Research/Lab website:   Myb World (Lipsick Lab Homepage)

Our laboratory studies the structure and function of chromosomes in metazoans. The Myb protein family provides us with a useful window for exploring chromosome biology because proteins that contain Myb domains play essential roles in telomere maintenance, centromere maintenance, nucleosome assembly and remodeling, and histone modification. The Myb gene family was first recognized in the form of the v-Myb oncogene of the avian myeloblastosis virus. This acutely transforming retrovirus causes rapidly fatal monoblastic leukemia in chickens. The normal c-Myb gene is expressed at high levels in immature blood cells and is essential for hematopoiesis in the laboratory mouse. Two additional Myb genes (A-Myb and B-Myb) appear to be present in all vertebrates. Increased expression of these three Myb genes is often seen in different types of human cancers. The Myb gene family has been conserved in animals, plants, fungi, and cellular slime molds. The Myb proteins contain tandem repeats of a ~50 amino acid helix-turn-helix motif, bind to specific DNA sequences, and can regulate gene expression. In a number of cases, the proteins encoded by this ancient gene family have been shown to act as key regulators of growth and development. Furthermore the Myb motif is present in a number of proteins that regulate chromosomal structure and function, including the major telomere-binding proteins, subunits of the major histone acetylase and deactylase complexes, and subunits of ATP-dependent chromatin remodeling machines.

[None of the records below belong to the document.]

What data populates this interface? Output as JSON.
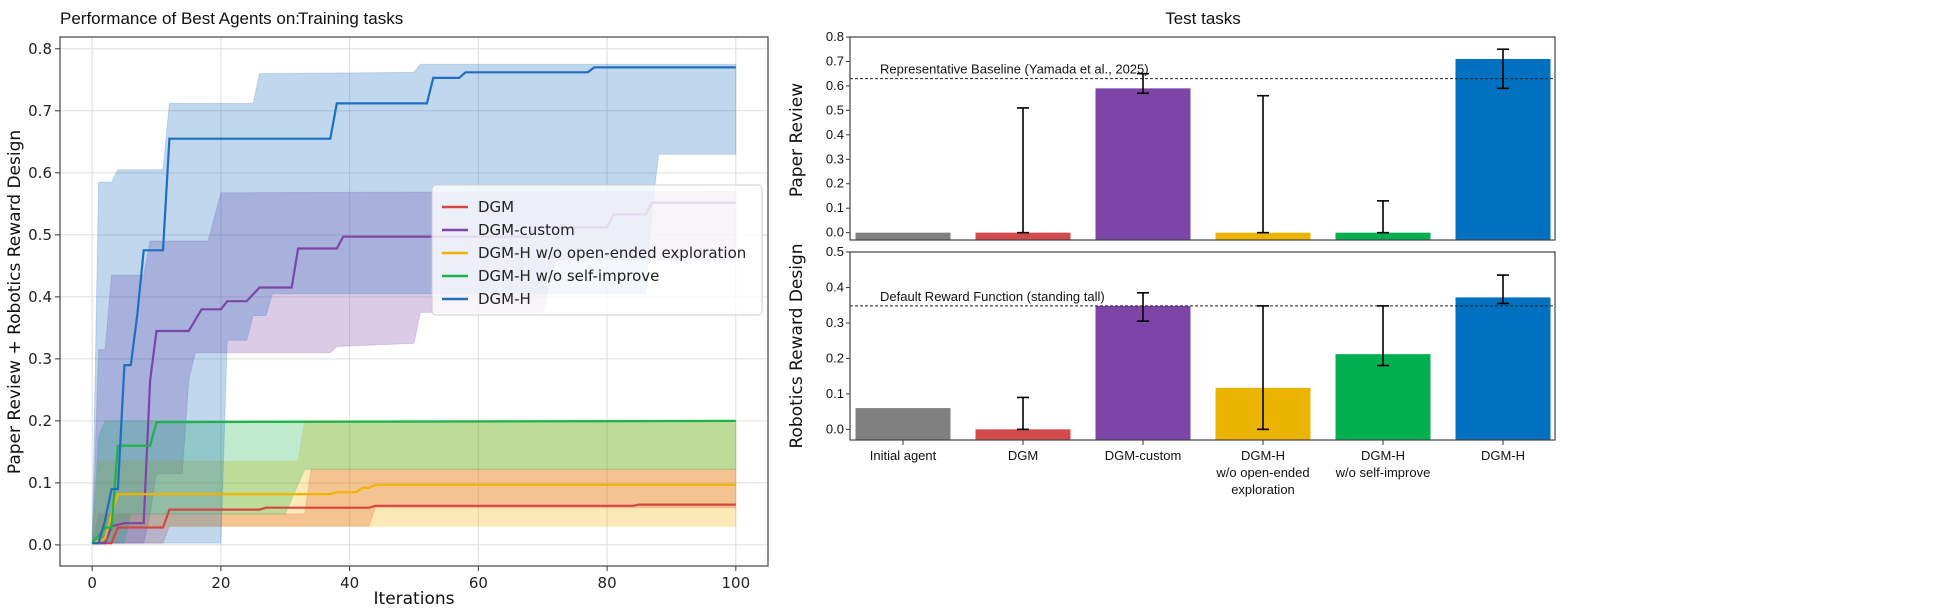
{
  "header": {
    "prefix": "Performance of Best Agents on:"
  },
  "chart_data": [
    {
      "type": "line",
      "title": "Training tasks",
      "xlabel": "Iterations",
      "ylabel": "Paper Review + Robotics Reward Design",
      "xlim": [
        -5,
        105
      ],
      "ylim": [
        -0.034,
        0.819
      ],
      "xticks": [
        0,
        20,
        40,
        60,
        80,
        100
      ],
      "yticks": [
        0.0,
        0.1,
        0.2,
        0.3,
        0.4,
        0.5,
        0.6,
        0.7,
        0.8
      ],
      "grid": true,
      "legend_position": "center-right",
      "step": true,
      "series": [
        {
          "name": "DGM",
          "color": "#d64541",
          "points": [
            [
              0,
              0.003
            ],
            [
              3,
              0.003
            ],
            [
              4,
              0.028
            ],
            [
              11,
              0.028
            ],
            [
              12,
              0.057
            ],
            [
              26,
              0.057
            ],
            [
              27,
              0.06
            ],
            [
              43,
              0.06
            ],
            [
              44,
              0.063
            ],
            [
              84,
              0.063
            ],
            [
              85,
              0.065
            ],
            [
              100,
              0.065
            ]
          ],
          "upper": [
            [
              0,
              0.003
            ],
            [
              1,
              0.05
            ],
            [
              33,
              0.05
            ],
            [
              34,
              0.122
            ],
            [
              100,
              0.122
            ]
          ],
          "lower": [
            [
              0,
              0.003
            ],
            [
              11,
              0.003
            ],
            [
              12,
              0.03
            ],
            [
              43,
              0.03
            ],
            [
              44,
              0.06
            ],
            [
              100,
              0.06
            ]
          ]
        },
        {
          "name": "DGM-custom",
          "color": "#7e44a8",
          "points": [
            [
              0,
              0.003
            ],
            [
              2,
              0.003
            ],
            [
              3,
              0.03
            ],
            [
              5,
              0.035
            ],
            [
              8,
              0.035
            ],
            [
              9,
              0.265
            ],
            [
              10,
              0.345
            ],
            [
              15,
              0.345
            ],
            [
              17,
              0.38
            ],
            [
              20,
              0.38
            ],
            [
              21,
              0.393
            ],
            [
              24,
              0.393
            ],
            [
              26,
              0.415
            ],
            [
              31,
              0.415
            ],
            [
              32,
              0.478
            ],
            [
              38,
              0.478
            ],
            [
              39,
              0.497
            ],
            [
              68,
              0.497
            ],
            [
              69,
              0.512
            ],
            [
              80,
              0.512
            ],
            [
              81,
              0.533
            ],
            [
              86,
              0.533
            ],
            [
              87,
              0.552
            ],
            [
              100,
              0.552
            ]
          ],
          "upper": [
            [
              0,
              0.003
            ],
            [
              1,
              0.315
            ],
            [
              2,
              0.315
            ],
            [
              3,
              0.435
            ],
            [
              8,
              0.435
            ],
            [
              9,
              0.49
            ],
            [
              18,
              0.49
            ],
            [
              20,
              0.568
            ],
            [
              100,
              0.57
            ]
          ],
          "lower": [
            [
              0,
              0.003
            ],
            [
              8,
              0.003
            ],
            [
              9,
              0.05
            ],
            [
              10,
              0.115
            ],
            [
              14,
              0.115
            ],
            [
              15,
              0.265
            ],
            [
              16,
              0.31
            ],
            [
              37,
              0.31
            ],
            [
              38,
              0.32
            ],
            [
              50,
              0.325
            ],
            [
              51,
              0.375
            ],
            [
              70,
              0.375
            ],
            [
              72,
              0.46
            ],
            [
              100,
              0.46
            ]
          ]
        },
        {
          "name": "DGM-H w/o open-ended exploration",
          "color": "#f0b400",
          "points": [
            [
              0,
              0.003
            ],
            [
              2,
              0.01
            ],
            [
              3,
              0.05
            ],
            [
              4,
              0.082
            ],
            [
              37,
              0.082
            ],
            [
              38,
              0.085
            ],
            [
              41,
              0.085
            ],
            [
              42,
              0.092
            ],
            [
              43,
              0.092
            ],
            [
              44,
              0.097
            ],
            [
              100,
              0.097
            ]
          ],
          "upper": [
            [
              0,
              0.003
            ],
            [
              1,
              0.135
            ],
            [
              32,
              0.135
            ],
            [
              33,
              0.2
            ],
            [
              100,
              0.2
            ]
          ],
          "lower": [
            [
              0,
              0.003
            ],
            [
              3,
              0.003
            ],
            [
              4,
              0.03
            ],
            [
              100,
              0.03
            ]
          ]
        },
        {
          "name": "DGM-H w/o self-improve",
          "color": "#1db34a",
          "points": [
            [
              0,
              0.003
            ],
            [
              2,
              0.028
            ],
            [
              3,
              0.028
            ],
            [
              4,
              0.16
            ],
            [
              9,
              0.16
            ],
            [
              10,
              0.198
            ],
            [
              100,
              0.2
            ]
          ],
          "upper": [
            [
              0,
              0.003
            ],
            [
              1,
              0.175
            ],
            [
              2,
              0.2
            ],
            [
              100,
              0.2
            ]
          ],
          "lower": [
            [
              0,
              0.003
            ],
            [
              5,
              0.003
            ],
            [
              6,
              0.05
            ],
            [
              30,
              0.05
            ],
            [
              33,
              0.122
            ],
            [
              100,
              0.122
            ]
          ]
        },
        {
          "name": "DGM-H",
          "color": "#1f6fc1",
          "points": [
            [
              0,
              0.003
            ],
            [
              1,
              0.003
            ],
            [
              2,
              0.04
            ],
            [
              3,
              0.09
            ],
            [
              4,
              0.09
            ],
            [
              5,
              0.29
            ],
            [
              6,
              0.29
            ],
            [
              7,
              0.37
            ],
            [
              8,
              0.475
            ],
            [
              11,
              0.475
            ],
            [
              12,
              0.655
            ],
            [
              37,
              0.655
            ],
            [
              38,
              0.712
            ],
            [
              52,
              0.712
            ],
            [
              53,
              0.753
            ],
            [
              57,
              0.753
            ],
            [
              58,
              0.762
            ],
            [
              77,
              0.762
            ],
            [
              78,
              0.77
            ],
            [
              100,
              0.77
            ]
          ],
          "upper": [
            [
              0,
              0.003
            ],
            [
              1,
              0.585
            ],
            [
              3,
              0.585
            ],
            [
              4,
              0.605
            ],
            [
              11,
              0.605
            ],
            [
              12,
              0.712
            ],
            [
              25,
              0.712
            ],
            [
              26,
              0.76
            ],
            [
              50,
              0.762
            ],
            [
              51,
              0.775
            ],
            [
              100,
              0.775
            ]
          ],
          "lower": [
            [
              0,
              0.003
            ],
            [
              20,
              0.003
            ],
            [
              21,
              0.33
            ],
            [
              24,
              0.33
            ],
            [
              25,
              0.37
            ],
            [
              27,
              0.37
            ],
            [
              28,
              0.405
            ],
            [
              86,
              0.405
            ],
            [
              87,
              0.54
            ],
            [
              88,
              0.63
            ],
            [
              100,
              0.63
            ]
          ]
        }
      ]
    },
    {
      "type": "bar",
      "title": "Test tasks",
      "ylabel": "Paper Review",
      "ylim": [
        -0.03,
        0.8
      ],
      "yticks": [
        0.0,
        0.1,
        0.2,
        0.3,
        0.4,
        0.5,
        0.6,
        0.7,
        0.8
      ],
      "categories": [
        "Initial agent",
        "DGM",
        "DGM-custom",
        "DGM-H\nw/o open-ended\nexploration",
        "DGM-H\nw/o self-improve",
        "DGM-H"
      ],
      "colors": [
        "#808080",
        "#d44a4a",
        "#7d45a8",
        "#ebb400",
        "#00b050",
        "#0070c0"
      ],
      "values": [
        0.0,
        0.0,
        0.59,
        0.0,
        0.0,
        0.71
      ],
      "error_ranges": [
        null,
        [
          0.0,
          0.51
        ],
        [
          0.57,
          0.65
        ],
        [
          0.0,
          0.56
        ],
        [
          0.0,
          0.13
        ],
        [
          0.59,
          0.75
        ]
      ],
      "reference_line": {
        "value": 0.63,
        "label": "Representative Baseline (Yamada et al., 2025)"
      }
    },
    {
      "type": "bar",
      "ylabel": "Robotics Reward Design",
      "ylim": [
        -0.03,
        0.5
      ],
      "yticks": [
        0.0,
        0.1,
        0.2,
        0.3,
        0.4,
        0.5
      ],
      "categories": [
        "Initial agent",
        "DGM",
        "DGM-custom",
        "DGM-H\nw/o open-ended\nexploration",
        "DGM-H\nw/o self-improve",
        "DGM-H"
      ],
      "colors": [
        "#808080",
        "#d44a4a",
        "#7d45a8",
        "#ebb400",
        "#00b050",
        "#0070c0"
      ],
      "values": [
        0.06,
        0.0,
        0.348,
        0.117,
        0.212,
        0.372
      ],
      "error_ranges": [
        null,
        [
          0.0,
          0.09
        ],
        [
          0.305,
          0.385
        ],
        [
          0.0,
          0.348
        ],
        [
          0.18,
          0.348
        ],
        [
          0.355,
          0.435
        ]
      ],
      "reference_line": {
        "value": 0.348,
        "label": "Default Reward Function (standing tall)"
      }
    }
  ]
}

For the past fifteen years, our laboratory has primarily focused on understanding the structure and function of v-Myb and c-Myb using the avian embryo as a model system. We developed the first assays for oncogenic transformation by molecular clones of this gene family. We then showed that truncation of the c-Myb protein is required for efficient oncogenic transformation and that these truncations alter DNA binding and transcriptional regulation. However, at present the animal Myb genes have not been placed in a genetic pathway. Specifically, the key upstream regulators, interacting proteins, and key downstream targets remain to be identified. Therefore, in addition to biochemical and viral genetic approaches to these problems, we are also using both the laboratory mouse and Drosophila melanogaster as model genetic systems for understanding the Myb pathways in animals. In this regard, we have recently generated two null alleles of Drosophila Myb. We have shown that loss of this gene causes mitotic arrest with aneuploidy, polyploidy, and spindle abnormalities. We have also collaborated with Mike Botchan’s lab at UC Berkeley to demonstrate that Dm-Myb is required for chorion gene amplification in Drosophila, the best studied model for site-specific DNA replication in higher eukaryotes.